I don’t promote WIC and tout its benefits because I’m going to be president. Rather, I accepted the president role because I believe so strongly in WIC and want to help ensure its continued success.' About Avery Horzewski

Principal of AVE Consulting, Avery is a marketing and customer communications consultant, and serves on WIC's board of directors as president. As a consultant, she works with companies of all sizes to develop compelling, persuasive, and effective customer-centric marketing and communication strategies that encompass everything from websites to social media to print collateral. Avery assumed the role of WIC president in January 2010, after overseeing the organization’s marketing, PR, social media, and website initiatives for three years.


  1. Thank you for your post Avery- and I totally think you have a movement here, and a strong community. I too am a consultant and I would be lonely without my online tribe!
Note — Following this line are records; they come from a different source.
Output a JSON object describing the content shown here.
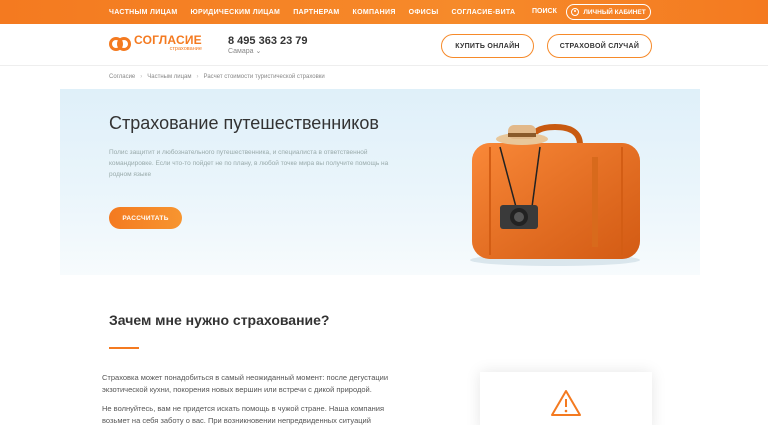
{
  "topbar": {
    "nav": [
      "ЧАСТНЫМ ЛИЦАМ",
      "ЮРИДИЧЕСКИМ ЛИЦАМ",
      "ПАРТНЕРАМ",
      "КОМПАНИЯ",
      "ОФИСЫ",
      "СОГЛАСИЕ-ВИТА"
    ],
    "search": "ПОИСК",
    "cabinet": "ЛИЧНЫЙ КАБИНЕТ"
  },
  "header": {
    "logo_name": "СОГЛАСИЕ",
    "logo_sub": "страхование",
    "phone": "8 495 363 23 79",
    "city": "Самара ⌄",
    "buy_online": "КУПИТЬ ОНЛАЙН",
    "insurance_case": "СТРАХОВОЙ СЛУЧАЙ"
  },
  "breadcrumb": [
    "Согласие",
    "Частным лицам",
    "Расчет стоимости туристической страховки"
  ],
  "hero": {
    "title": "Страхование путешественников",
    "description": "Полис защитит и любознательного путешественника, и специалиста в ответственной командировке. Если что-то пойдет не по плану, в любой точке мира вы получите помощь на родном языке",
    "calc_button": "РАССЧИТАТЬ"
  },
  "why": {
    "title": "Зачем мне нужно страхование?",
    "p1": "Страховка может понадобиться в самый неожиданный момент: после дегустации экзотической кухни, покорения новых вершин или встречи с дикой природой.",
    "p2": "Не волнуйтесь, вам не придется искать помощь в чужой стране. Наша компания возьмет на себя заботу о вас. При возникновении непредвиденных ситуаций"
  },
  "colors": {
    "accent": "#f47a20",
    "hero_bg": "#dff0f9"
  },
  "icons": [
    "user-icon",
    "chevron-down-icon",
    "warning-icon"
  ]
}
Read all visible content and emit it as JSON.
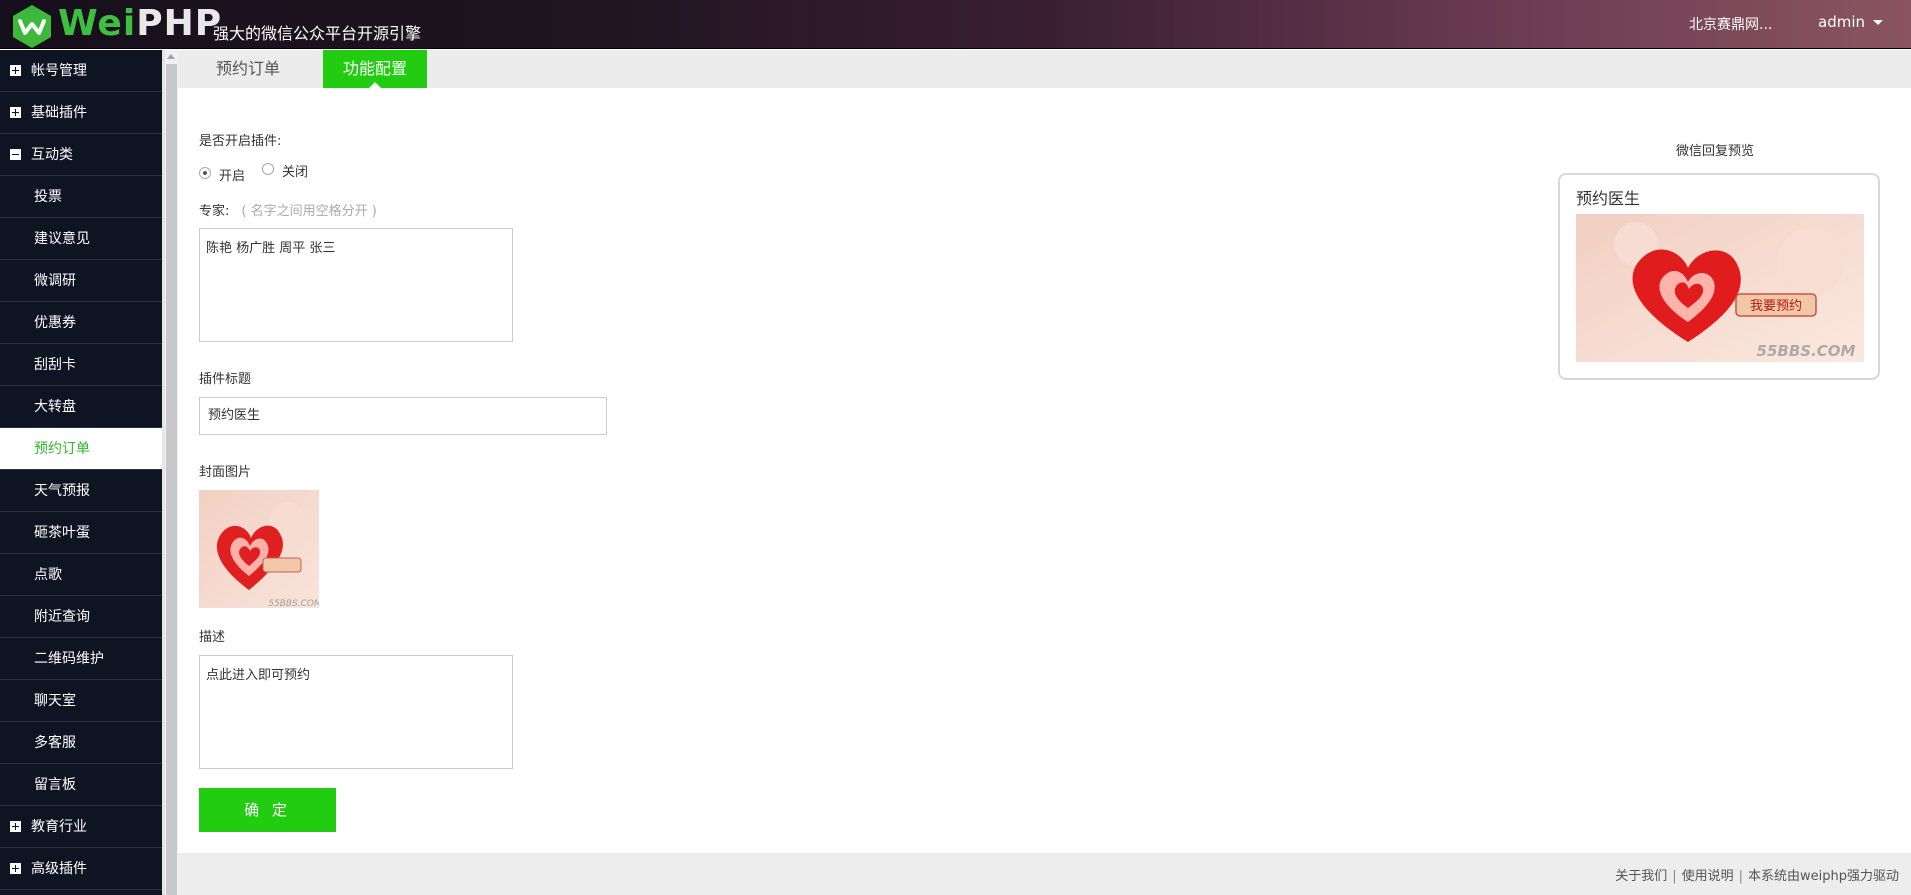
{
  "header": {
    "logo_wei": "Wei",
    "logo_php": "PHP",
    "slogan": "强大的微信公众平台开源引擎",
    "account": "北京赛鼎网...",
    "user": "admin"
  },
  "sidebar": {
    "items": [
      {
        "label": "帐号管理",
        "kind": "group",
        "toggle": "plus"
      },
      {
        "label": "基础插件",
        "kind": "group",
        "toggle": "plus"
      },
      {
        "label": "互动类",
        "kind": "group",
        "toggle": "minus"
      },
      {
        "label": "投票",
        "kind": "sub"
      },
      {
        "label": "建议意见",
        "kind": "sub"
      },
      {
        "label": "微调研",
        "kind": "sub"
      },
      {
        "label": "优惠券",
        "kind": "sub"
      },
      {
        "label": "刮刮卡",
        "kind": "sub"
      },
      {
        "label": "大转盘",
        "kind": "sub"
      },
      {
        "label": "预约订单",
        "kind": "sub",
        "active": true
      },
      {
        "label": "天气预报",
        "kind": "sub"
      },
      {
        "label": "砸茶叶蛋",
        "kind": "sub"
      },
      {
        "label": "点歌",
        "kind": "sub"
      },
      {
        "label": "附近查询",
        "kind": "sub"
      },
      {
        "label": "二维码维护",
        "kind": "sub"
      },
      {
        "label": "聊天室",
        "kind": "sub"
      },
      {
        "label": "多客服",
        "kind": "sub"
      },
      {
        "label": "留言板",
        "kind": "sub"
      },
      {
        "label": "教育行业",
        "kind": "group",
        "toggle": "plus"
      },
      {
        "label": "高级插件",
        "kind": "group",
        "toggle": "plus"
      }
    ]
  },
  "tabs": {
    "orders": "预约订单",
    "config": "功能配置"
  },
  "form": {
    "enable_label": "是否开启插件:",
    "radio_on": "开启",
    "radio_off": "关闭",
    "expert_label": "专家:",
    "expert_hint": "( 名字之间用空格分开 )",
    "expert_value": "陈艳 杨广胜 周平 张三",
    "title_label": "插件标题",
    "title_value": "预约医生",
    "cover_label": "封面图片",
    "desc_label": "描述",
    "desc_value": "点此进入即可预约",
    "submit": "确 定"
  },
  "preview": {
    "heading": "微信回复预览",
    "card_title": "预约医生",
    "image_button_text": "我要预约",
    "watermark": "55BBS.COM"
  },
  "footer": {
    "about": "关于我们",
    "usage": "使用说明",
    "powered": "本系统由weiphp强力驱动"
  },
  "colors": {
    "accent": "#22cc11",
    "sidebar_bg": "#0e1422"
  }
}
  2. Thank you Morra! I like to think of WIC as a movement for helping promote women in business and a collaborative approach to doing business. So it’s nice to hear you say that! I look forward to reading more of your posts! A 🙂

  3.' Elaine Starling says

    Thanks for your well written article! You did a great job at outlining all the things I love most about WIC. Women really do transform the world when they unite to help each other.

    I heard an alarming statistic recently that I’m trying to validate. Supposedly approximately 67% of the glass ceiling is caused by women holding women back. It’s really about poor communication and a lack of focus on a common goal.

    I look at WIC and I see how organizations are supposed to work, thanks to great volunteers like you! We need to spread our best practices to other women’s groups and companies so this trend of mutual support, growth and engagement continues to grow.

  4. Thanks Elaine! As one of the founding members and last year’s Spirt of WIC award, your words mean a lot to me!

    That is an alarming statistic! I’ve not heard it myself. Please let me know what you find out. I’m very curious–and am holding out hope that it’s not true.

    As for sharing our best practices–I’m hoping that our various social media outlets will help us do that; and I’m hoping that others will share there’s with us.